Когда у тети Жени с бабушкой накапливалось много дел, меня сажали в няньки. Люде шел уже второй годик, и нянчить ее было гораздо легче, чем сразу после рождения. Она уже бегала вовсю, кое-что говорила, и при хорошей погоде мы много времени проводили на улице.

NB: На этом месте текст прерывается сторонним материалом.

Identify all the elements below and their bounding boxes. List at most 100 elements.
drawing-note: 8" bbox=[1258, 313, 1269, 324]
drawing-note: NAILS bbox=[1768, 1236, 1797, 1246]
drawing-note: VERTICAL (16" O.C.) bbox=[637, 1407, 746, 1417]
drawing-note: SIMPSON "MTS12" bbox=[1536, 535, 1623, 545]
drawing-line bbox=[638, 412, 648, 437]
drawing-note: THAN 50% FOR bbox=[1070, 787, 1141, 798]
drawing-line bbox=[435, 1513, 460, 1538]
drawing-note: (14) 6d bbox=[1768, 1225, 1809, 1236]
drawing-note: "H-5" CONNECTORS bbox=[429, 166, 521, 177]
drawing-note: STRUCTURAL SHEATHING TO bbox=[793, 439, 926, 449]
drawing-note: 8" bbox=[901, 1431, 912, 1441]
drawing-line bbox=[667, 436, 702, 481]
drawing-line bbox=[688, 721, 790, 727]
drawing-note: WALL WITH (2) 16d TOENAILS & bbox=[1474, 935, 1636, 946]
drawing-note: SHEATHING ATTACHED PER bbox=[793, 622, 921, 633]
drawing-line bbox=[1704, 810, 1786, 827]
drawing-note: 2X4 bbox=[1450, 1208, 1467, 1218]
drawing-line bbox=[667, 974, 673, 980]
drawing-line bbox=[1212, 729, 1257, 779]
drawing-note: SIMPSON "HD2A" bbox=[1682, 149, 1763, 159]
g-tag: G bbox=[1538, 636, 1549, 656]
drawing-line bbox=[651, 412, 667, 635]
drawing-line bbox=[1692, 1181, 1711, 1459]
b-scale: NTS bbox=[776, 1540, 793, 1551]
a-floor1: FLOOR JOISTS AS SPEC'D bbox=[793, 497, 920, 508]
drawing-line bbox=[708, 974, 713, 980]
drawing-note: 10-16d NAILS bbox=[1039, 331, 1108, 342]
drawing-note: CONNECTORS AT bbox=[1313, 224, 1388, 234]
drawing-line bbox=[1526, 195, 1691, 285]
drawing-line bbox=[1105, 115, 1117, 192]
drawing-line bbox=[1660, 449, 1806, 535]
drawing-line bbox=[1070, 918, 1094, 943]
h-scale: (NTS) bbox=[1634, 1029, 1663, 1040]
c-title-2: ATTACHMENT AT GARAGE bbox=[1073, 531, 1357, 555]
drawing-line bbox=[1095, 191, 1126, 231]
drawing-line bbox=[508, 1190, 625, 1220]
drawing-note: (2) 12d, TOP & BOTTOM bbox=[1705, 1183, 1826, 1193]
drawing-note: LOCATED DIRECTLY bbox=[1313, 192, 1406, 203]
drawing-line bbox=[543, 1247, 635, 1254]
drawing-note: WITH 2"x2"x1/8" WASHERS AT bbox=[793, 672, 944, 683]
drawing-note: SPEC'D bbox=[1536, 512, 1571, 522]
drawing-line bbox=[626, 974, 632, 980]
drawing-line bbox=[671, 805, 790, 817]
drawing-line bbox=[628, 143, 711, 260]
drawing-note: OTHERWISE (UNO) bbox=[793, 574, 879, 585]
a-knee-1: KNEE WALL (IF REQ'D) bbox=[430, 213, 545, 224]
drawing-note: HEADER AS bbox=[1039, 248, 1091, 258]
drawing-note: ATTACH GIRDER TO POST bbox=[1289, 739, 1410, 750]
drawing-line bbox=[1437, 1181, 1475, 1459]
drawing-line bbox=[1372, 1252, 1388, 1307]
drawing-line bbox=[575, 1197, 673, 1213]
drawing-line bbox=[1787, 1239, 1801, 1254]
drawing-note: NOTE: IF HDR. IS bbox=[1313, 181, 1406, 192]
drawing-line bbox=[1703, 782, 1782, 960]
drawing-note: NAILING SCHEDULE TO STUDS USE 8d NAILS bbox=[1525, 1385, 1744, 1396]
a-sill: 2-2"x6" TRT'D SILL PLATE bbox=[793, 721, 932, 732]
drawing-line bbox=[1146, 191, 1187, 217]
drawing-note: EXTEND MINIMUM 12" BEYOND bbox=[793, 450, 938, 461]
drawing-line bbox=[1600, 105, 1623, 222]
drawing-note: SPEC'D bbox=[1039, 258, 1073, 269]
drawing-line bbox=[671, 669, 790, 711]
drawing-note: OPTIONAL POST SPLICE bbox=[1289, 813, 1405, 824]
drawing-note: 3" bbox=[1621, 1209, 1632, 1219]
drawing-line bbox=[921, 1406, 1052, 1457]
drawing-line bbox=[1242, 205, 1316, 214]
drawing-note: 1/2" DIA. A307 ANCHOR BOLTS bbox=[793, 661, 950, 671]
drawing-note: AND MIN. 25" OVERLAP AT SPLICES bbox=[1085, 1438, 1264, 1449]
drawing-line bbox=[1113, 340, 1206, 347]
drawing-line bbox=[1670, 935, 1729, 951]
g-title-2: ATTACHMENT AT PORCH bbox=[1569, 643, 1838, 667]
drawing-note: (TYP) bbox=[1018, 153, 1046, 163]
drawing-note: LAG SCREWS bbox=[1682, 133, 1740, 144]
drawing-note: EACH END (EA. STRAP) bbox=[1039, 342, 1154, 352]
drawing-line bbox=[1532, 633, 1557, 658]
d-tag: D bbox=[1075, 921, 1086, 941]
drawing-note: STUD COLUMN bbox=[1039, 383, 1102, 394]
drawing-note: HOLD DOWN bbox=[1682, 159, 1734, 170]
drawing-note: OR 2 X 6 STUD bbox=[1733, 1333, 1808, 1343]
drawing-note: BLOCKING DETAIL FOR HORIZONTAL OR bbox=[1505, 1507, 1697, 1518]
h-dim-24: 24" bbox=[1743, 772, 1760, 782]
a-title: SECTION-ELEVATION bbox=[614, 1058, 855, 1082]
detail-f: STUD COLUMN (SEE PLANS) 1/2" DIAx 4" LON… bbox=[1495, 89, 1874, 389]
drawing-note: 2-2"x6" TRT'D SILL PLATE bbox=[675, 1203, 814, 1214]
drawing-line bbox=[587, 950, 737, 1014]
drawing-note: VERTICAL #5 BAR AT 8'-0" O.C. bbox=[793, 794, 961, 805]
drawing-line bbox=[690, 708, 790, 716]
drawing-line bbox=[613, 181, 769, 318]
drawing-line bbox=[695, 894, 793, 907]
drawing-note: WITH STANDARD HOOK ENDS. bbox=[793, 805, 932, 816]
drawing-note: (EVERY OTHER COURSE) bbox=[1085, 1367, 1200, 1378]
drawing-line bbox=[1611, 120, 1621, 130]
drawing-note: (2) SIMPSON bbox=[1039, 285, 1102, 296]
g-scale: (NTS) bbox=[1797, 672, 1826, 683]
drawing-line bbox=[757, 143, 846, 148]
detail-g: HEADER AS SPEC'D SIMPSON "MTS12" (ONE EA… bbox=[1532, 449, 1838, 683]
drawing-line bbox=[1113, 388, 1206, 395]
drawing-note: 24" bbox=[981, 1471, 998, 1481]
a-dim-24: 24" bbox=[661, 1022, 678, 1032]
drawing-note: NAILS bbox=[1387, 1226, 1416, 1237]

Я УЖЕ ТОЧНО НЕ ПОМНЮ, СКОЛЬКО ВРЕМЕНИ ПРОЖИЛ В ДЕРЕВНЕ, НО ТАК ПРИВЫК К СВОБОДНОЙ ЖИЗНИ, ЧТО НЕ ХОТЕЛ БОЛЬШЕ НИКУДА ЕХАТЬ. Многочисленные родственники меня убеждали, что оставаться в деревне нет никакого смысла. Надо ехать на родину и устраивать свою жизнь там. Отрываться от родственников и пускаться в неизвестность в тринадцать лет было страшно и тоскливо. В конечном итоге я решился на отчаянный шаг. Тетя Женя собрала мне сколько-то денег, небольшую сумочку с продуктами, и я отправился в Ленинград. Со станции Новое Рахино нужно было на пригородном поезде доехать до Бологово (это сто километров), а оттуда на пассажирском до Ленинграда. Провожала меня до ручья, что бежал за деревней, целая делегация. Бабушка опять заливалась горькими слезами. За ручьем с делегацией я простился, а тетя Женя пошла провожать меня до поезда. Пройдя восемь километров, я сел в поезд, и мы простились с тетей Женей. При расставании без слез тоже не обошлось. Только поезд тронулся, меня охватила такая тоска, что просто жить не хотелось. Хотелось спрыгнуть с поезда и побежать назад по шпалам к бабушке, тете Жене и ко всем тем, к кому я уже успел привыкнуть. Вагоны были еще очевидно дореволюционной постройки. Фактически, это были дощатые сараи на колесах. Ход был настолько жестким, что на каждом рельсовом стыке тряслась голова и лязгали зубы. Паровозный дым свободно проникал в вагоны, и поэтому воздух был пропитан гарью. Освещение было свечное. Несмотря на то, что весь состав состоял из нескольких вагонов, поезд тащился настолько медленно, словно тянул в гору непосильную ношу.